This is the implementation of the general approach of Genetic Algorithms to solve the classic problem of the needle in the haystack. Here is solve to test the effect on variation on mutation rate, crossover, number and site of partitions.
Code here
General or traditional concept of Genetic Algorithms is explained in figure 1
According to figure 1, a genetic algorithm, the most intuitive problems that GA solve are those on maximization, where the best possible solution has to be found. This solution can be represented as a combination of elements (bits generally) which represent a composed solution, or a coded simple one.
AG starts for construction populations of chromosomes, each representing a solution to the problem. These are combined by crossover and mutation. Then they are evaluated using a fitness function. Those individuals that represent the better option found at this point are selected as parents for the next generation and population. This selection is done by a roulette wheel of probabilities.

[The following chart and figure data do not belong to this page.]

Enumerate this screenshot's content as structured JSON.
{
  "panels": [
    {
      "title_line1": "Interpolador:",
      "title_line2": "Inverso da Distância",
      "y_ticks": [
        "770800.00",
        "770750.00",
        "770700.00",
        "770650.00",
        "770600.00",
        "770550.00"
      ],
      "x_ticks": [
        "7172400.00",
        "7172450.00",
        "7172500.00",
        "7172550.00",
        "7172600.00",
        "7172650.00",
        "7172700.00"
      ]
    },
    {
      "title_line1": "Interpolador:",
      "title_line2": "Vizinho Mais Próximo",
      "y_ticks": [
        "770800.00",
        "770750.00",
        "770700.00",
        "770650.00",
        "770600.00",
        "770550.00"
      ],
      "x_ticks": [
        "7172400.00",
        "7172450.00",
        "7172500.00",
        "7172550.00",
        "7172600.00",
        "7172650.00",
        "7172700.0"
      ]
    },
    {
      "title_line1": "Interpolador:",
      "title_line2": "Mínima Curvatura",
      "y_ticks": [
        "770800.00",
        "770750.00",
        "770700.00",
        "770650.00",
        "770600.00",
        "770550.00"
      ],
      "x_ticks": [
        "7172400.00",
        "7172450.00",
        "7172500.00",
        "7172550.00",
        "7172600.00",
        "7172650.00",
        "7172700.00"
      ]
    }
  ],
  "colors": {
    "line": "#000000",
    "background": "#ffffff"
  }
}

In this project I solve the classic problem called the needle in the haystack, this is, there is one single solution in a huge amount of possible individuals or population. Even this problem is trivial, this project has as main objective to investigate the role of the changes on hyper-parameters of genetic algorithms, such as rate of crossover, mutation, and point of crossover.
Some results of this research can be expressed as follows:
At some point a population can be seen as a family of solutions that share same genes. This is, they could represent a specific exploration on the space of solutions, then, crossover allows the exploration of this family of solutions. If the rate of crossover is high exploration can be take more time, but for sure will be find the best of the possible individuals between it.
Mutation allows to perform "jumps" between families! This perhaps can be considered as exploring dimensions or solutions.
In other hand, the place of partitions let parts of the problem be static, and be explored as a especific combination, which can be seen like inherit specific characteristic between individuals.
In conclusion I can see how genetic algorithms is a kind of predecessor of reinforcement learning in the sense that tries to make an environment of experimentation to choose the best of the individuals. Of course, in Reinforcement Learning we try to the agent to learn in the static environment, in GA, the environment evaluates agnostic agents.
Imagine combination of both paradigms, a selective environment of learning agents!
Well this will be the topic to future researches of mine.